Has 10 neurons corresponding to 10 digit categories, using the Softmax activation function to convert to a probability distribution for easy category prediction.

4

Section 04

Analysis of Core Algorithm Mechanisms

Analysis of Core Algorithm Mechanisms

Forward Propagation

Data is passed layer by layer from the input layer to the output layer. The calculation formula is: z = W·a + b a_next = activation(z) Where W is the weight matrix, b is the bias vector, and a is the activation value of the previous layer.

Loss Function

Cross-entropy loss is used to measure the gap between predictions and real labels. For multi-classification, the definition is: L = -Σ(y_i · log(ŷ_i)) Where y_i is the one-hot encoding of the real label, and ŷ_i is the Softmax output probability.

Backpropagation

Uses the chain rule to efficiently calculate the gradient of the loss with respect to the parameters of each layer, propagating the error signal backward from the output layer to provide a basis for parameter adjustment.

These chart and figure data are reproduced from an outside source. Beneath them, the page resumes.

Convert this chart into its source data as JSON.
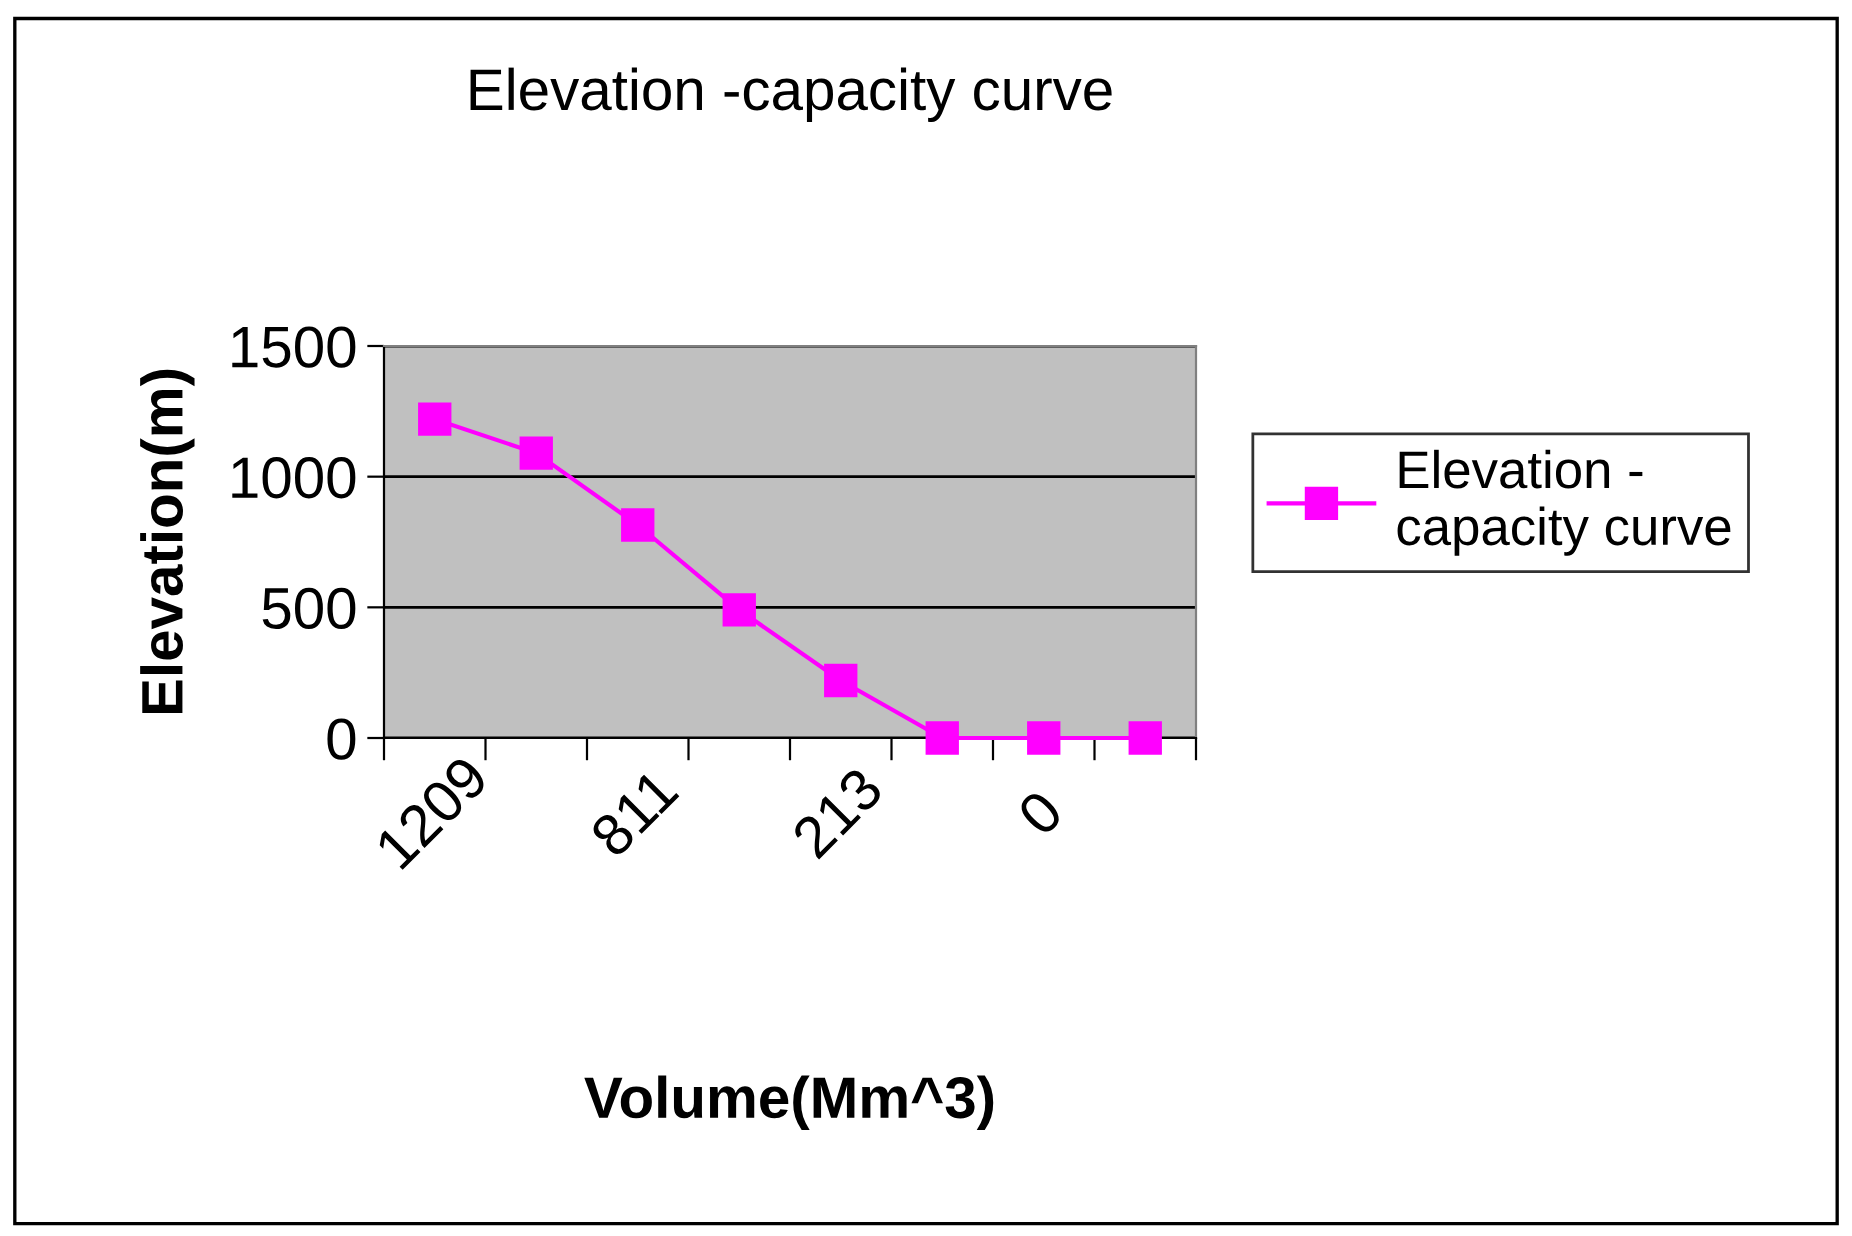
{
  "chart_data": {
    "type": "line",
    "title": "Elevation -capacity curve",
    "xlabel": "Volume(Mm^3)",
    "ylabel": "Elevation(m)",
    "categories": [
      "1209",
      null,
      "811",
      null,
      "213",
      null,
      "0",
      null
    ],
    "series": [
      {
        "name": "Elevation -\ncapacity curve",
        "color": "#ff00ff",
        "values": [
          1220,
          1090,
          815,
          490,
          220,
          0,
          0,
          0
        ]
      }
    ],
    "ylim": [
      0,
      1500
    ],
    "yticks": [
      0,
      500,
      1000,
      1500
    ],
    "grid": "y",
    "legend": "right",
    "marker": "square",
    "line_style": "solid"
  }
}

Gradient Descent Optimization

Update parameters: W = W - α · ∂L/∂W b = b - α · ∂L/∂b Where α is the learning rate, which controls the update step size.

5

Section 05

Advantages of Pure NumPy Implementation

Advantages of Pure NumPy Implementation

  1. Efficient Matrix Operations: Uses optimized C and Fortran code under the hood, maintaining simplicity while achieving good performance.
  2. Full Control Over Details: From matrix multiplication dimension matching to activation function selection, every decision is clearly visible, helping to understand mathematical foundations.
  3. Lightweight and Dependency-Free: Does not rely on large deep learning frameworks; the code is easy to understand and modify, suitable for teaching and learning.
6

Section 06

Training Process and Tuning Tips

Training Process and Tuning Tips

  • Hyperparameter Selection: Need to adjust learning rate, hidden layer size, number of training epochs, etc. The author explores the performance of different configurations through experiments.
  • Monitoring Metrics: Training loss should gradually decrease, and validation accuracy should gradually increase; if training loss decreases but validation accuracy stagnates, overfitting may occur.
7

Section 07

Practical Significance and Application Scenarios

Practical Significance and Application Scenarios

Mastering the concepts and skills of this project can be transferred to complex tasks, especially suitable for:

  • Algorithm Research and Innovation: Only by deeply understanding basic principles can you propose valuable improvement plans.
  • Model Debugging and Optimization: Underlying knowledge helps quickly locate abnormal behaviors in advanced frameworks.
  • Resource-Constrained Environments: Lightweight custom implementations are more suitable for embedded/edge computing scenarios than general-purpose frameworks.
  • Teaching and Knowledge Dissemination: A clear underlying implementation is the best teaching material for teaching neural network principles.
8

Section 08

Learning Suggestions and Conclusion

Learning Suggestions and Conclusion

Learning Suggestions

  1. Foundation Preparation: Master basic concepts of linear algebra (matrix operations) and calculus (partial derivatives).
  2. Manual Deduction: First manually calculate forward/backward propagation of small networks to build an intuitive understanding.
  3. Function Expansion: Try different activation functions (Tanh, Sigmoid), regularization techniques (L2, Dropout), and optimizers (Adam, RMSprop).
  4. Transfer Application: Apply what you have learned to other datasets such as CIFAR-10 image classification or IMDb sentiment analysis.

Conclusion

Building a neural network from scratch is a challenging yet rewarding learning project. In today's era of deep learning tooling, understanding underlying mechanisms is not only an academic pursuit but also a necessary path to becoming an excellent machine learning engineer.